上記の図は、現状の中古端末の流通フローである。売却や引取られた端末は、大きく「オークション」「店舗・ネット」や携帯会社の「下取り」「リサイクル」の4つのチャネルへ流れる。その後、「オークション」では次の購入者へ端末が渡るものの、「店舗・ネット」ではオークションサイトへの出品や、次の購入者へ行くケース、海外輸出、再資源化など、端末の需給や劣化の程度などによって様々なチャネルへ流れていく。そして、携帯会社の場合は、新品の販売減速への懸念や個人情報問題などから、国内流通は基本的に行っておらず、「海外輸出」と「再資源化」が大きなチャネルとなっている。

つまり、中古携帯として国内で流通するという範囲に限れば、「オークション」か「店舗・ネット」経由に限定されており、弊社の調査では「オークション」の方が僅かに流通している端末量は多いと推計している。しかし、今後は、中古携帯への認知度が高まってくれば、「店舗・ネット」の方が逆転する可能性が高いと考えている。

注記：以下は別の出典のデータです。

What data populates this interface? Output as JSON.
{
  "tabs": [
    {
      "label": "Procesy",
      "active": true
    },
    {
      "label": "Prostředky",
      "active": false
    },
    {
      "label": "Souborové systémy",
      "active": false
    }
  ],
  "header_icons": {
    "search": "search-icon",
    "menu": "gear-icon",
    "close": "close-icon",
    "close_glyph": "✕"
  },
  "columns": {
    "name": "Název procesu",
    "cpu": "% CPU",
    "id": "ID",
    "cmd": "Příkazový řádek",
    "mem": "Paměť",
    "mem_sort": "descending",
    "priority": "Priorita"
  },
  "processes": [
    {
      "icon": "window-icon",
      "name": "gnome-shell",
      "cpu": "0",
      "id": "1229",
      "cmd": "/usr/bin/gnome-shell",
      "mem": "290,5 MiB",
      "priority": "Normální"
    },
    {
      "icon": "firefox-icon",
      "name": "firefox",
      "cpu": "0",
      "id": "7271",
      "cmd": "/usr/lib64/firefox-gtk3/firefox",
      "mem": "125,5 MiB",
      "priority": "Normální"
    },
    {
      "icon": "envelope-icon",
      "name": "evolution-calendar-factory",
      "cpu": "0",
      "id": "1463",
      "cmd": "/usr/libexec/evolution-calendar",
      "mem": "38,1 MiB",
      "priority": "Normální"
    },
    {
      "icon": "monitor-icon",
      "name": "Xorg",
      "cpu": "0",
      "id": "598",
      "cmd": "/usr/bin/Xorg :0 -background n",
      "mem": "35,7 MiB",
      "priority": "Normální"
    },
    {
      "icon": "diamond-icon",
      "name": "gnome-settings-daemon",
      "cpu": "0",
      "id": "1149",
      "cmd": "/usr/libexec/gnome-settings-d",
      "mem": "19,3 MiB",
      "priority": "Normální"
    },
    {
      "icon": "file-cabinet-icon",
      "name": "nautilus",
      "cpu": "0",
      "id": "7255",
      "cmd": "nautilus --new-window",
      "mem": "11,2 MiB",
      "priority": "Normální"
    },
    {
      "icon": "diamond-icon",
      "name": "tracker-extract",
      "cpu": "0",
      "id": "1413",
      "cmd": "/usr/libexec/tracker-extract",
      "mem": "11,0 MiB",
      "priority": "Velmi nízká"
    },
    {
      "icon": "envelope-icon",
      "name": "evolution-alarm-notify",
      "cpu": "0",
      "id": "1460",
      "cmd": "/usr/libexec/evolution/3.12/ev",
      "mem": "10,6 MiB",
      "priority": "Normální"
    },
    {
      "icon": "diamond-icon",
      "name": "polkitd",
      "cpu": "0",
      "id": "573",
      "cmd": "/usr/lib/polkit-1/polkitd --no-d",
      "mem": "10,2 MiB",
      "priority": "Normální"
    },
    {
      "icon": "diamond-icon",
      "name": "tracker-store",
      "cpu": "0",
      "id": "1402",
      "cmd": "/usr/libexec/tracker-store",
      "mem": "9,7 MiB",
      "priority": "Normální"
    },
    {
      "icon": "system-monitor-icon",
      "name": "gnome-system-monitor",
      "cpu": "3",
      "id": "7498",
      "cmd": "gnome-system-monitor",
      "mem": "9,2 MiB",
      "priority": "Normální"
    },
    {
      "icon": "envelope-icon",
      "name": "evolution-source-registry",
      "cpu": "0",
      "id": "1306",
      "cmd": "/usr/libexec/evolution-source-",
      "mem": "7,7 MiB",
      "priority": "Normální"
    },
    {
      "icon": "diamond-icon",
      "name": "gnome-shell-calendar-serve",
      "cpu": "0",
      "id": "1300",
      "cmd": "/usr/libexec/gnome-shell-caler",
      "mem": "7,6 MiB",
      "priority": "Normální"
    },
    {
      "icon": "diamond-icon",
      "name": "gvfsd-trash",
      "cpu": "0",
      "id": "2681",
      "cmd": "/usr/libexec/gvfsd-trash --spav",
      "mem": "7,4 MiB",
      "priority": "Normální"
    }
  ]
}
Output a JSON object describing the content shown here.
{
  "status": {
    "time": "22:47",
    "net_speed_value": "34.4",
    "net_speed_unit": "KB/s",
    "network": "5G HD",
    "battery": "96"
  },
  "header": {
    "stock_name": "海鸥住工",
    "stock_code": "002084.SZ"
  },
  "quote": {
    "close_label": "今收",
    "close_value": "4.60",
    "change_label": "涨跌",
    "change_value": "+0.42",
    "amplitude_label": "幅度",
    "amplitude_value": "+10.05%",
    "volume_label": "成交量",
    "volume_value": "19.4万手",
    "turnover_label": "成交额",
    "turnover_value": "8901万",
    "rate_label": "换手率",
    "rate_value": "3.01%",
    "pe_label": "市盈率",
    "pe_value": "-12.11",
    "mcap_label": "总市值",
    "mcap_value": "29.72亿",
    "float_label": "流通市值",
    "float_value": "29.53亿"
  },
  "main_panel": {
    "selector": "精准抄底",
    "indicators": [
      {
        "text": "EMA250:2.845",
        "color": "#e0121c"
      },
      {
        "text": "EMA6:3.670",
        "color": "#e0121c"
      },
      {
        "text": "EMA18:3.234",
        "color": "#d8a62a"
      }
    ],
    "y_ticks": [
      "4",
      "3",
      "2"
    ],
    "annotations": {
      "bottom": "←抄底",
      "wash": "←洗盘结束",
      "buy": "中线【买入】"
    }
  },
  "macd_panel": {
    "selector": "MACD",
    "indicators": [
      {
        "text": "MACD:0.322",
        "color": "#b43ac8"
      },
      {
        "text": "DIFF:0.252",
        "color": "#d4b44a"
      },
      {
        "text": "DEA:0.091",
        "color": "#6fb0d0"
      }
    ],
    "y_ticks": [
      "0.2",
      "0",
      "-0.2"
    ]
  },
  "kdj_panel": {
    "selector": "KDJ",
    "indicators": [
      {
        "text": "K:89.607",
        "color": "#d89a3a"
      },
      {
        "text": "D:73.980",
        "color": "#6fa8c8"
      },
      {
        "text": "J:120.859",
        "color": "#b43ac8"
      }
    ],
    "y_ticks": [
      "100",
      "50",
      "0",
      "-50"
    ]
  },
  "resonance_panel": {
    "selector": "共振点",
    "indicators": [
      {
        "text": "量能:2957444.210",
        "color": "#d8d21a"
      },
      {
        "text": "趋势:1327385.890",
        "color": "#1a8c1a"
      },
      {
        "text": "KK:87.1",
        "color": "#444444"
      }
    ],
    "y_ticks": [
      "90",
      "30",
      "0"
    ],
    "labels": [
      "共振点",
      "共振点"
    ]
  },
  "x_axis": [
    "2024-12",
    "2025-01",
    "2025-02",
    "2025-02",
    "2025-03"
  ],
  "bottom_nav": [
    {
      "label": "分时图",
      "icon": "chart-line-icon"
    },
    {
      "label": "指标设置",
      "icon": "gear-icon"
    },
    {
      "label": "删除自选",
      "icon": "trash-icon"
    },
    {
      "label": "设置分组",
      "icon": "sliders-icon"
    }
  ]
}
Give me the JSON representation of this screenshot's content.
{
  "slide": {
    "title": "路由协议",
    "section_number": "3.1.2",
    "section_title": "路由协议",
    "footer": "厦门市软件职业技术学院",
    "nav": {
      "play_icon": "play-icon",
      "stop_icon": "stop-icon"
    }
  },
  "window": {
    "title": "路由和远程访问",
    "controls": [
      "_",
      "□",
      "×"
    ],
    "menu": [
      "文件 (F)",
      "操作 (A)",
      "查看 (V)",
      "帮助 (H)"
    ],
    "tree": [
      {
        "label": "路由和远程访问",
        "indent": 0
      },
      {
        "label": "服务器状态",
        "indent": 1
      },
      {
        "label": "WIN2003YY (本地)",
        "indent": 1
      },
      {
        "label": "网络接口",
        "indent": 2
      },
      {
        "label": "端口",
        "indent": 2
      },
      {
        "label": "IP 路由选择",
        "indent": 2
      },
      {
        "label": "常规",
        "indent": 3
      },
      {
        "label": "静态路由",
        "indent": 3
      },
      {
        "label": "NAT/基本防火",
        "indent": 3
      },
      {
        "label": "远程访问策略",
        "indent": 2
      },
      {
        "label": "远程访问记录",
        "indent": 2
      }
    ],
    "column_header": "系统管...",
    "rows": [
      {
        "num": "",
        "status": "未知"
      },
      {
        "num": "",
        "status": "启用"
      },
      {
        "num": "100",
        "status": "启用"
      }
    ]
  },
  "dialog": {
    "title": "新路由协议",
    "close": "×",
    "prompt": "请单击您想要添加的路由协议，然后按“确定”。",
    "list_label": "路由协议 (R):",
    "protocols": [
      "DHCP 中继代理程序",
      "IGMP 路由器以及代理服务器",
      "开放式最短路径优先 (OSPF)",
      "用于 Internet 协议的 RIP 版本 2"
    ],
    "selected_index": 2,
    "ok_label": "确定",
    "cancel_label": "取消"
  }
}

今回のiPhone 6発売によって、さらに中古携帯市場が活況づくのは確実視されており、当面、需要が供給を上回る状態に変化はない。急拡大する中古携帯端末市場に携帯会社は、これまで通り背を向け続けられるのか。仮に、携帯会社がショップで引き取った端末の国内流通へ舵を切れば、それは大量の中古端末が市場に流れ込むことを意味しており、ダムが一気に決壊するときである。

本記事は、株式会社インプレス「ケータイWatch」内で弊社が執筆を担当している連載「DATAで見るケータイ業界」にて9月26日に公開された記事となります。